After explaining to this student that the United States did not win the Vietnam War (No fault of our military), I asked the student to explain to me who the "rag heads" were. The student replied, "Any of those people who work at the mini mart." Obviously we had a discussion about bigotry and prejudice. We also discussed the differences between Asia and the Middle East and the differences between the Sunni, Shite, Hindu, Muslim and Buddhist religions, something I learned in Mark Wilcox's 6th Grade Social Studies class. The student was not impressed. On this seventh year anniversary of the September 11th attacks, I often wonder if my former student ever learned anything about cultural in seventeen years.
The Fort Lauderdale Museum of Discovery and Science has created an opportunity to learn about other cultures with a special screening of **Mystic India** and **India Kingdom of the Tiger.** Seen on the IMAX sixty foot screen, these double feature documentaries present a beautiful travel guide. The stone craftsmanship rivals the work of Michelangelo. The sun is always shiny and the flowers are in full bloom.
Both **Mystic India** and **India Kingdom of the Tiger** follow similar narrative structures. Both films follow a central protagonist and explains their connection to India. **Mystic India** reviews the life of Neelkanth, an 11 year old who heard the call of the holy spirit. Barefoot for the journey, Neelkanth spent the next seven years of his life walking thousand miles and visiting religious shrines in India. At the end of his journey, Neelkanth meets an established Yogi, who claims that the young man is the chosen one. Set in the late 18th century, Neelkanth teaches his followers that through discipline and thoughtful actions, peace and harmony can be achieved.

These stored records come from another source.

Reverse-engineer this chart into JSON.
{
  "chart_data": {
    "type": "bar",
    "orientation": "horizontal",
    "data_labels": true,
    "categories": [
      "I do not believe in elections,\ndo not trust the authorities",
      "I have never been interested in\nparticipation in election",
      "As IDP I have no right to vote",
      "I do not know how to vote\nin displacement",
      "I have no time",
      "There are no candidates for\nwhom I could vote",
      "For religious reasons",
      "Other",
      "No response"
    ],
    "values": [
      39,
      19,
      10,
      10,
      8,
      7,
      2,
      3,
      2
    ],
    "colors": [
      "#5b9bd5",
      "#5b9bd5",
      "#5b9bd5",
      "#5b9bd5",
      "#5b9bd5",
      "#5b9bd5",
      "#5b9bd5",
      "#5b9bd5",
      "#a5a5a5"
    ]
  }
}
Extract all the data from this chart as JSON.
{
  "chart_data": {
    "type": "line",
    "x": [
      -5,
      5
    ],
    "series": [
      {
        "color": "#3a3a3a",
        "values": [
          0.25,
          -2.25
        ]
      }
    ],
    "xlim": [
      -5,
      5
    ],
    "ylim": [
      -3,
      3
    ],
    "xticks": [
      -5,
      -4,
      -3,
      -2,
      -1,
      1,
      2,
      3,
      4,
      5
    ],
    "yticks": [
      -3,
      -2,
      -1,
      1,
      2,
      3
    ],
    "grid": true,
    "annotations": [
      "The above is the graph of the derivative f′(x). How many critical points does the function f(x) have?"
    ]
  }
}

In contrast, **Mystic India** makes the mundane life of a young Yogi, exciting. The barefoot Neelkanth seems to walk into one colorful parade after another. Like Jim Corbett, Neelkanth has an encounter with a big cat, this time a large lion. Despite the fears of the villagers and the local religious leaders, Neelkanth makes peace with the king of the beasts. *Mystic India** leisurely narrative makes these sequences stand out. **Mystic India** also benefits from Peter O'Toole narration.